Gardeners have always associated a large earthworm
population with soil fertility. The Egyptians saw this lowly creature is the basis
for turning the annual flooding of the Nile into a blessing of organic matter
worked into the soil – for free. The British studied this phenomenon and wrote
about the meaning behind ancient Egyptian awe of the earthworm.
Whenever one
form of life in the soil is featured, others also get honor due. Ants engage in
similar tunneling work and serve as God’s little undertakers, disposing of dead
insects, and food for birds that enjoy. Slugs are the animals that everyone
hates, since they leave a slime trail on food plants and damage fresh, tender
seedlings. However, slugs do most of their sliming and shredding work
underground while serving as food for others, water storage for the soil. If
one creature’s benefits are not a great enough marvel, then the Creation
gardener should consider all of them working together at once.

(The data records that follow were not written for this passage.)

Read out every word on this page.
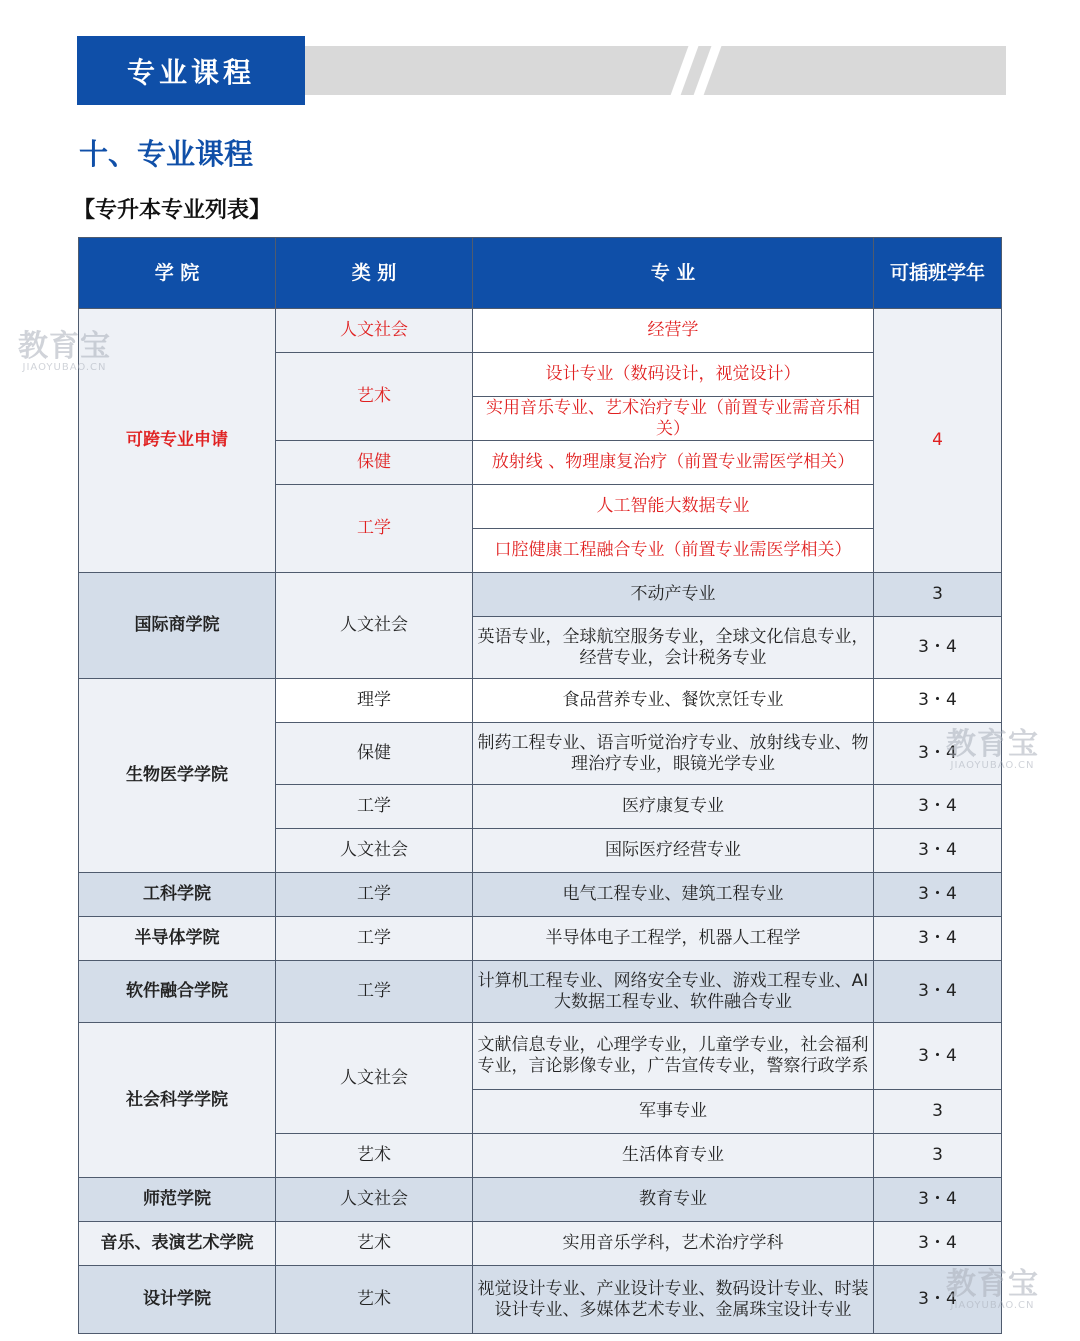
专业课程
十、专业课程
【专升本专业列表】
学 院	类 别	专 业	可插班学年
可跨专业申请	人文社会	经营学	4
	艺术	设计专业（数码设计，视觉设计）	
		实用音乐专业、艺术治疗专业（前置专业需音乐相关）	
	保健	放射线 、物理康复治疗（前置专业需医学相关）	
	工学	人工智能大数据专业	
		口腔健康工程融合专业（前置专业需医学相关）	
国际商学院	人文社会	不动产专业	3
		英语专业，全球航空服务专业，全球文化信息专业，经营专业，会计税务专业	3・4
生物医学学院	理学	食品营养专业、餐饮烹饪专业	3・4
	保健	制药工程专业、语言听觉治疗专业、放射线专业、物理治疗专业，眼镜光学专业	3・4
	工学	医疗康复专业	3・4
	人文社会	国际医疗经营专业	3・4
工科学院	工学	电气工程专业、建筑工程专业	3・4
半导体学院	工学	半导体电子工程学，机器人工程学	3・4
软件融合学院	工学	计算机工程专业、网络安全专业、游戏工程专业、AI大数据工程专业、软件融合专业	3・4
社会科学学院	人文社会	文献信息专业，心理学专业，儿童学专业，社会福利专业，言论影像专业，广告宣传专业，警察行政学系	3・4
		军事专业	3
	艺术	生活体育专业	3
师范学院	人文社会	教育专业	3・4
音乐、表演艺术学院	艺术	实用音乐学科，艺术治疗学科	3・4
设计学院	艺术	视觉设计专业、产业设计专业、数码设计专业、时装设计专业、多媒体艺术专业、金属珠宝设计专业	3・4
教育宝
JIAOYUBAO.CN
教育宝
JIAOYUBAO.CN
教育宝
JIAOYUBAO.CN
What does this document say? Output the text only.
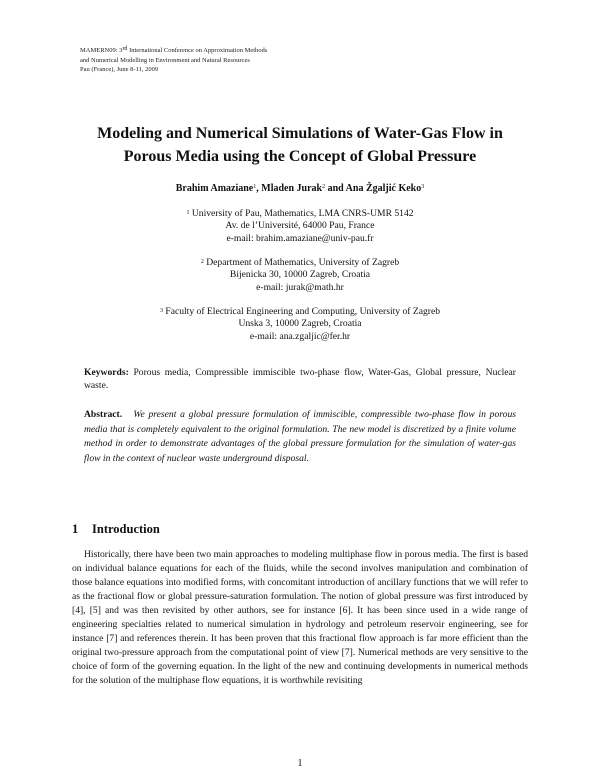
MAMERN09: 3rd International Conference on Approximation Methods
and Numerical Modelling in Environment and Natural Resources
Pau (France), June 8-11, 2009
Modeling and Numerical Simulations of Water-Gas Flow in
Porous Media using the Concept of Global Pressure
Brahim Amaziane$^1$, Mladen Jurak$^2$ and Ana Žgaljić Keko$^3$
$^1$ University of Pau, Mathematics, LMA CNRS-UMR 5142
Av. de l’Université, 64000 Pau, France
e-mail: brahim.amaziane@univ-pau.fr
$^2$ Department of Mathematics, University of Zagreb
Bijenicka 30, 10000 Zagreb, Croatia
e-mail: jurak@math.hr
$^3$ Faculty of Electrical Engineering and Computing, University of Zagreb
Unska 3, 10000 Zagreb, Croatia
e-mail: ana.zgaljic@fer.hr
Keywords: Porous media, Compressible immiscible two-phase flow, Water-Gas, Global pressure, Nuclear waste.
Abstract. We present a global pressure formulation of immiscible, compressible two-phase flow in porous media that is completely equivalent to the original formulation. The new model is discretized by a finite volume method in order to demonstrate advantages of the global pressure formulation for the simulation of water-gas flow in the context of nuclear waste underground disposal.
1 Introduction
Historically, there have been two main approaches to modeling multiphase flow in porous media. The first is based on individual balance equations for each of the fluids, while the second involves manipulation and combination of those balance equations into modified forms, with concomitant introduction of ancillary functions that we will refer to as the fractional flow or global pressure-saturation formulation. The notion of global pressure was first introduced by [4], [5] and was then revisited by other authors, see for instance [6]. It has been since used in a wide range of engineering specialties related to numerical simulation in hydrology and petroleum reservoir engineering, see for instance [7] and references therein. It has been proven that this fractional flow approach is far more efficient than the original two-pressure approach from the computational point of view [7]. Numerical methods are very sensitive to the choice of form of the governing equation. In the light of the new and continuing developments in numerical methods for the solution of the multiphase flow equations, it is worthwhile revisiting
1
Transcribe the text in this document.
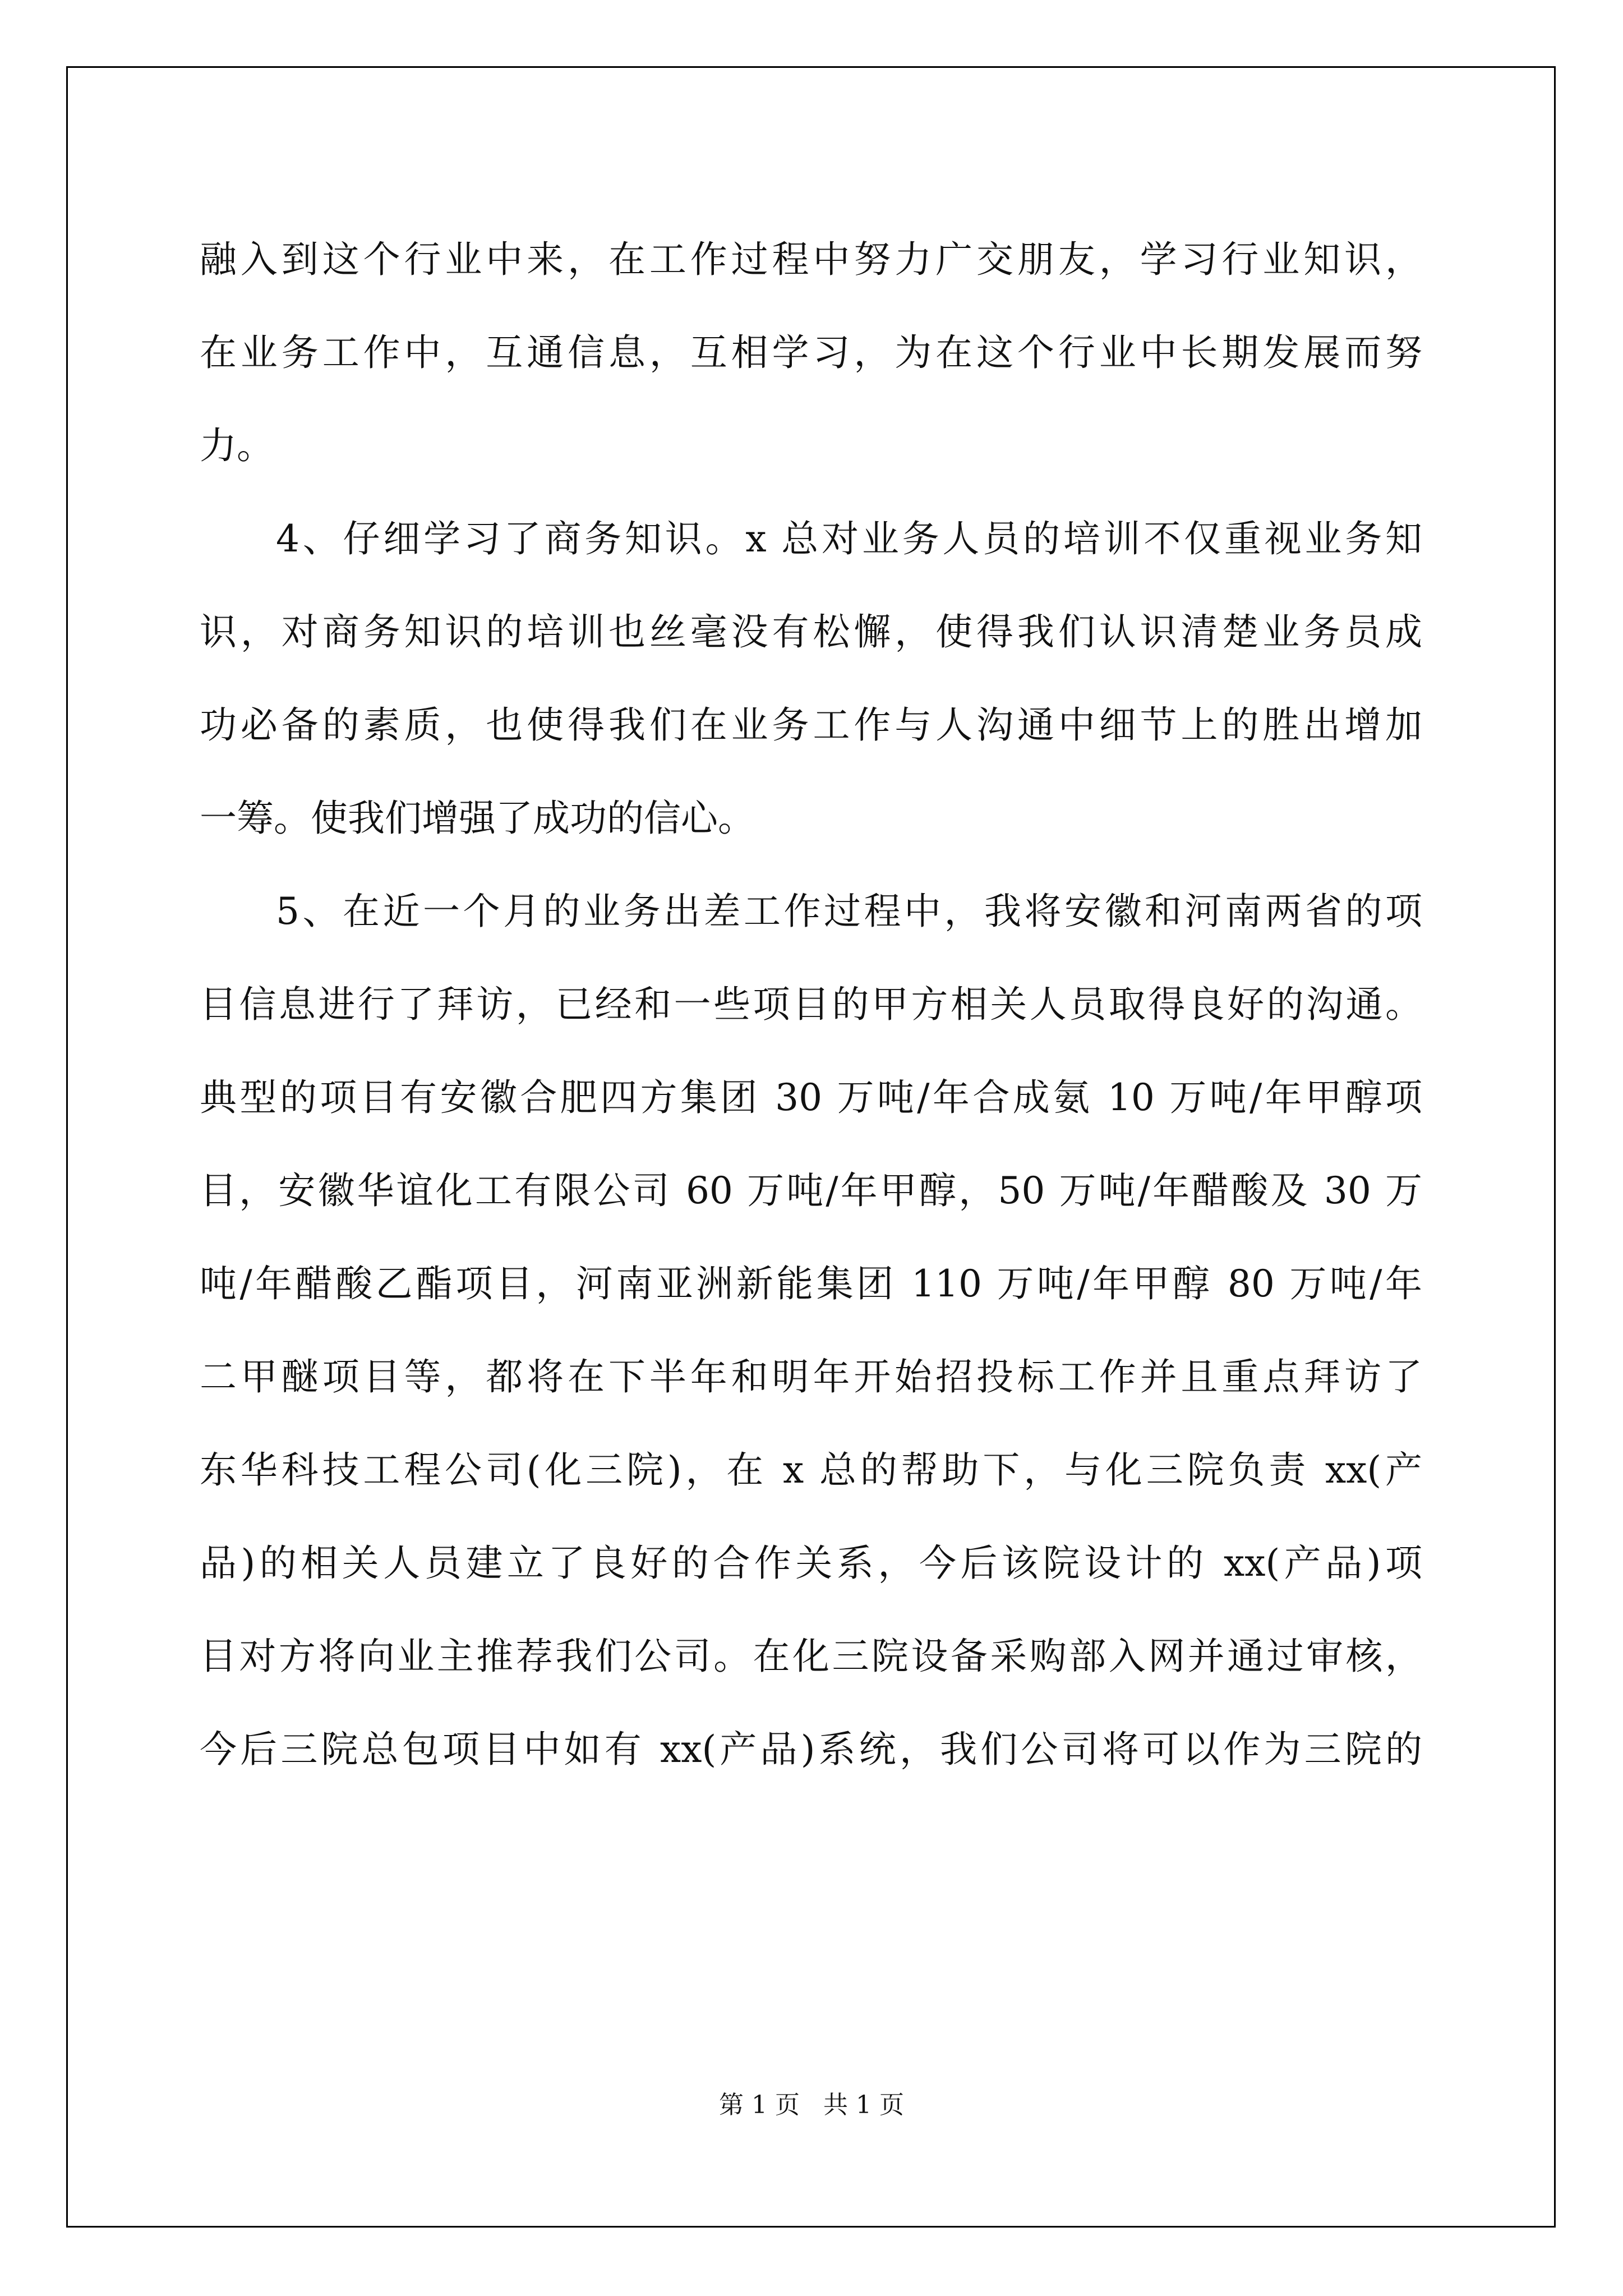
融入到这个行业中来，在工作过程中努力广交朋友，学习行业知识，
在业务工作中，互通信息，互相学习，为在这个行业中长期发展而努
力。
4、仔细学习了商务知识。x 总对业务人员的培训不仅重视业务知
识，对商务知识的培训也丝毫没有松懈，使得我们认识清楚业务员成
功必备的素质，也使得我们在业务工作与人沟通中细节上的胜出增加
一筹。使我们增强了成功的信心。
5、在近一个月的业务出差工作过程中，我将安徽和河南两省的项
目信息进行了拜访，已经和一些项目的甲方相关人员取得良好的沟通。
典型的项目有安徽合肥四方集团 30 万吨/年合成氨 10 万吨/年甲醇项
目，安徽华谊化工有限公司 60 万吨/年甲醇，50 万吨/年醋酸及 30 万
吨/年醋酸乙酯项目，河南亚洲新能集团 110 万吨/年甲醇 80 万吨/年
二甲醚项目等，都将在下半年和明年开始招投标工作并且重点拜访了
东华科技工程公司(化三院)，在 x 总的帮助下，与化三院负责 xx(产
品)的相关人员建立了良好的合作关系，今后该院设计的 xx(产品)项
目对方将向业主推荐我们公司。在化三院设备采购部入网并通过审核，
今后三院总包项目中如有 xx(产品)系统，我们公司将可以作为三院的
第 1 页 共 1 页
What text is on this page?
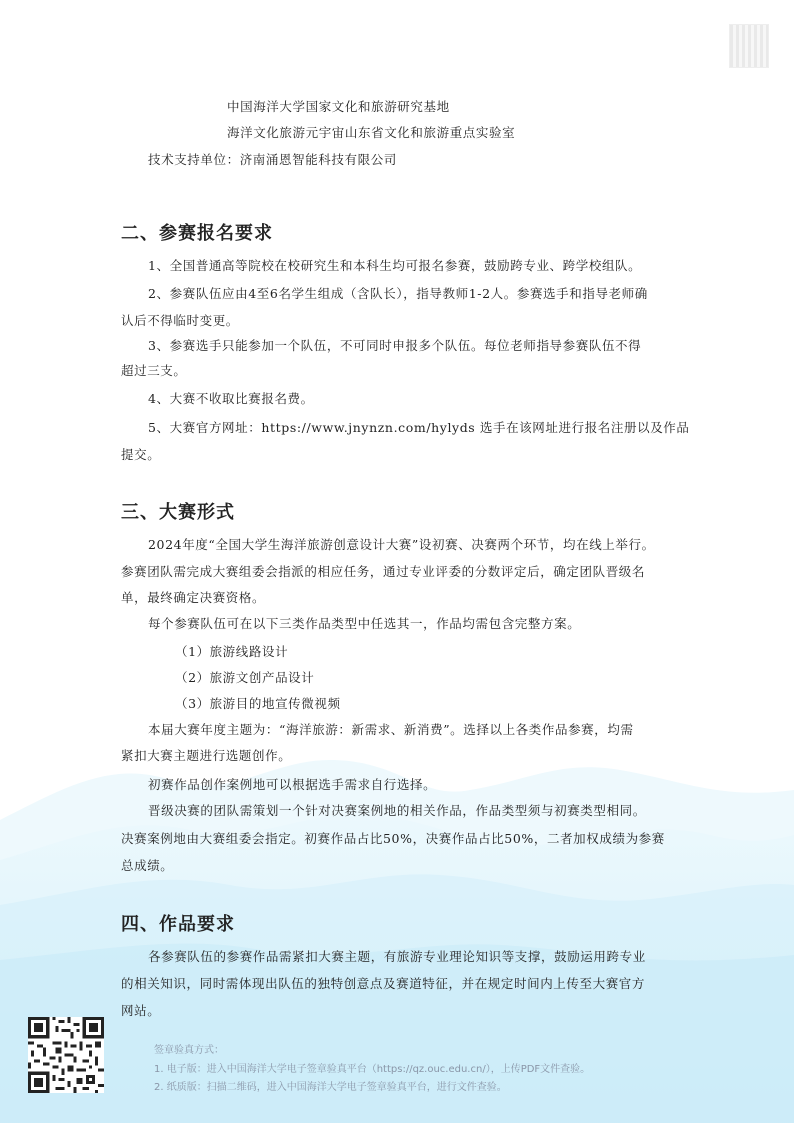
中国海洋大学国家文化和旅游研究基地
海洋文化旅游元宇宙山东省文化和旅游重点实验室
技术支持单位：济南涌恩智能科技有限公司
二、参赛报名要求
1、全国普通高等院校在校研究生和本科生均可报名参赛，鼓励跨专业、跨学校组队。
2、参赛队伍应由4至6名学生组成（含队长），指导教师1-2人。参赛选手和指导老师确
认后不得临时变更。
3、参赛选手只能参加一个队伍，不可同时申报多个队伍。每位老师指导参赛队伍不得
超过三支。
4、大赛不收取比赛报名费。
5、大赛官方网址：https://www.jnynzn.com/hylyds 选手在该网址进行报名注册以及作品
提交。
三、大赛形式
2024年度“全国大学生海洋旅游创意设计大赛”设初赛、决赛两个环节，均在线上举行。
参赛团队需完成大赛组委会指派的相应任务，通过专业评委的分数评定后，确定团队晋级名
单，最终确定决赛资格。
每个参赛队伍可在以下三类作品类型中任选其一，作品均需包含完整方案。
（1） 旅游线路设计
（2） 旅游文创产品设计
（3） 旅游目的地宣传微视频
本届大赛年度主题为：“海洋旅游：新需求、新消费”。选择以上各类作品参赛，均需
紧扣大赛主题进行选题创作。
初赛作品创作案例地可以根据选手需求自行选择。
晋级决赛的团队需策划一个针对决赛案例地的相关作品，作品类型须与初赛类型相同。
决赛案例地由大赛组委会指定。初赛作品占比50%，决赛作品占比50%，二者加权成绩为参赛
总成绩。
四、作品要求
各参赛队伍的参赛作品需紧扣大赛主题，有旅游专业理论知识等支撑，鼓励运用跨专业
的相关知识，同时需体现出队伍的独特创意点及赛道特征，并在规定时间内上传至大赛官方
网站。
签章验真方式：
1. 电子版：进入中国海洋大学电子签章验真平台（https://qz.ouc.edu.cn/），上传PDF文件查验。
2. 纸质版：扫描二维码，进入中国海洋大学电子签章验真平台，进行文件查验。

The creatures
and plants balance and limit damage, always improving the soil, launching
destructive attacks – such as aphids against roses – but providing a food base
for the beneficial wasps and flies that must have a pest to feed its young.
In contrast,
intelligent man must use elaborate plans to get a new church building
completed. The plumber may design a heating system that will not work. The
workers may not come on time or do their work to perfection. Money must be
raised or borrowed, and conflicts are created by the size and color of the
kitchen. At the dinner celebrating the success of the project, the bishop
offers a prayer of congratulation for efforts honoring God.
Meanwhile, all of God’s
Creation is doing this work without man, feeding all the creatures and building
the soil for the next generation. Each bug arrives on time and does its job.
The birds come and go on schedule. The microbes carry out the most elaborate
exchange of useful chemicals for feeding that plants that ultimately feed them.
And to quote Shakespeare, “A man can fish with the worm that ate a king, and
then eat the fish he catches with that worm.”